Special? Well, it’s very old , mentioned in the Doomsday Book. And the village is very beautiful, sitting snugly on the lovely River Leach that ambles so aimlessly. Two Norman churches face each other across the water, and radiating outwards from them are the houses in quiet Cotswold stone, their gardens wild, wonderful mixes of flowers and vegetables tumbling up and down slopes. Eastleach Turville isn’t great on manicured lawns and regimented flowerbeds.

The fete is special, too , a rich razzmatazz of tombola, raffle, white elephant, cake stall, skittles, vegetable contests and bran tubs, all garnished with a lethal dice game run by Martin Squire, son of a former vicar.

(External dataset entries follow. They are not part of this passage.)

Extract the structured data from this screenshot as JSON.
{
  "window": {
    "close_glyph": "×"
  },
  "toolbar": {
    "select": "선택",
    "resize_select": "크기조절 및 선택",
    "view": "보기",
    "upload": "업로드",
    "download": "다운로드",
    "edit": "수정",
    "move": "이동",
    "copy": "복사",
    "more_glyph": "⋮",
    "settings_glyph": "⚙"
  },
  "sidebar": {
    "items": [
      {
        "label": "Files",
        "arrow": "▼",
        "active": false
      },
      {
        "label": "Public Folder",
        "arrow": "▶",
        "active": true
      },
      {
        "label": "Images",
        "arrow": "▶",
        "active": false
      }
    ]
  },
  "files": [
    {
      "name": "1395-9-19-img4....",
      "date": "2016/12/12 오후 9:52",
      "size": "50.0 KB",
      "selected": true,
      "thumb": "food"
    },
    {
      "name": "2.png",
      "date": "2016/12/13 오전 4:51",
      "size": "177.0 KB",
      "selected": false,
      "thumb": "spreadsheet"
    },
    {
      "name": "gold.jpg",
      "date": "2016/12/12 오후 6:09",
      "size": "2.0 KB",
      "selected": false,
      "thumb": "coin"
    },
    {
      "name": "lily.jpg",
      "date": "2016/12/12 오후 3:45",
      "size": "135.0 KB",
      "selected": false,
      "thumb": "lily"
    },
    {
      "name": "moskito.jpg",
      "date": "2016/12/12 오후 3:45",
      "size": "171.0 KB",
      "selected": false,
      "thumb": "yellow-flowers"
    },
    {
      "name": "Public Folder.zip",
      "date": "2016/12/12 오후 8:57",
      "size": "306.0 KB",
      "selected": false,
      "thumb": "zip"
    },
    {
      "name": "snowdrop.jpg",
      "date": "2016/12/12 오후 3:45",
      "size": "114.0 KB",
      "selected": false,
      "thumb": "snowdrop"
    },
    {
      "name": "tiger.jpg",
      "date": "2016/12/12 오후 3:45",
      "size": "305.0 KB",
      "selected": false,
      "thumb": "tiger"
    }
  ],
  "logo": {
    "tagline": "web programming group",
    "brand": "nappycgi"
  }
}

Nobody knows when it began, but they know Eastleach Turville would be a poorer place without it. In the first place it gives villagers an opportunity to relax together – never easy in an increasingly workaday world. But more importantly, perhaps, it helps newcomers blend easily into the ancient rhythm of the place.

That has been Derek Edward’s experience, anyway. He came to the village four years ago, having retired at the age of 56 from a senior post with Coutaulds. A year later he found himself organising the fete.

“Another retired businessman has just finished three years as organiser and asked me if I’d take over, “ says Derek.

“Some might say he was taking advantage of the newcomer’s innocence, I prefer to think I was being accepted by the Villagers. In my first year I must have knocked on every door.”

The village fete, he learned quickly , is scarcely the commercial jungle in which he had lived for so long.

“Like the coronation, it has a formula which seldom changes,” he says.

“The organisers seldom change either, and they all know what they have to do. So I let them get on with it. We start off at a slumbering pace early in the year, and momentum builds up to a brisk walk. I suppose I do about half a day’s fete work a week from May, and a little more in the last few days.”

There’s nothing so grand or time-consuming as a committee – just a meeting early in the year with a few key people.Graham Tonge and Preston Jones organise a vegetable and flower, cake and craft show which gives the proceedings a nice rusty edge of competition. It is for villagers only. The entrance fee is 25p for adults and 10p for children, who have special competition categories of their own – best veggie animal, best edible necklace, best handwriting, best picture of Eastleach.

“It’s great fun for them”, Says Graham. “And it involves them in the show – hopefully for ever.”

Derek extended the advertising this year – cost-effectively,

“We always make use of local newspapers and radio,” he says, ” But I felt I needed some large notice boards on the roads, so I made half a dozen and put them up. The Jean, my wife, made 24 smaller posters for notice boards in nearby villages. And every house in the village had to have a leaflet. David Reid runs those off on his word processor. Jolly useful chap, David. His wife Betty , runs our white elephant stall. He checks all the electrical equipment to make sure it works. If it doesn’t, he fixes it.”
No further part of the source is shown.